How Can Data Turn Your Content into Marketing Gold?146 views
by Yuyu Chen
Data is the backbone of a good content plan. By analyzing what it shows, marketers can fuel content and get optimal results.
Every marketer and their dog has heard that saying “content is king” but what is the best way to analyze the data behind that content to ensure it really does get the throne?
According to Marissa Aydlett, vice president of marketing at Appboy, it’s about using the data to understand the user and potential prospects. From there, marketers can create relevant content through persona mapping and behavioral analyses, depending on where they are in the marketing funnel.
“Data is the backbone of a good content plan. By leveraging user data, marketers can fuel content and get the optimal results,” says Aydlett.
Three Data Layers
But what exactly should marketers look for in user data? Will Sandwick, director of analytics at agency The Barbarian Group, says it can be broken down into three layers.
- The first layer is owned analytics, data that comes from brands’ own website and social media platforms, including metrics like user reach, engagement and shares.
- The second layer is earned content around a brand which can help marketers understand what people are saying about them on social networks and in the news.
- The third layer is outside content that brands’ target audience is engaging with.
“Brands can use whitelists of their target and third-party social listening tools to see what types of content outside the category consumers are engaging with. This can tell them what topics and interests index highly among their target audience, and be fodder for new types of content,” Sandwick explains.
Even when the data is cleaned, analyzed and ready to be visualized, marketers still have a hard job to put it to use because audiences need context and a strong narrative for it to be understood correctly. This challenge requires content creators to work closely with data analysts to set standards on tracking and reporting, and essentially make recommendations. Once this has been done, the most important step, according to Sandwick, is to develop a testing strategy to see what resonates with an audience and what doesn’t.
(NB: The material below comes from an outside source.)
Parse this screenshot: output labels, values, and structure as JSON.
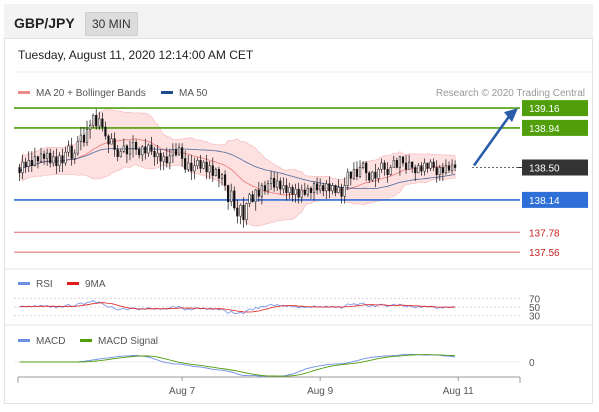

“What can really add value is when content marketers and data analysts team up to create a testing plan,” he says. “Every piece of content that marketers create is an opportunity to learn something: what types of content can really take off and hit the spot with target audiences over the long run? So creating a testing strategy is the most critical pillar on the journey.”
Sandwick points out that many marketers do have rich data but they are not sure how to translate this information into actionable insights in the content creation process. Therefore, it’s really important for content marketers to come up with their own point of view and hypotheses around what’s valuable to them, and place this as a priority.
“When it comes to data storytelling, many marketers like to go straight to the data,” he says. “Data will tell you the ‘what’ but it cannot tell you the ‘why,’ which is why it’s important to start with the content and develop a few hypotheses. Once you have a framework, you can start analyzing data to judge what works, what does not, and what might be driving these trends according to your own goals.”
From a content distribution perspective, Appboy’s Aydlett adds that for an overall best practice, brands need to think beyond the idea that content marketing is just an article. Rather, it’s about tracking and technology.
“It’s visual, it’s prose, it’s interactive, it’s social, it’s anywhere that a piece of content could live,” she says, adding that it’s about leveraging one piece of personalized content and allowing it to have distribution and legs elsewhere.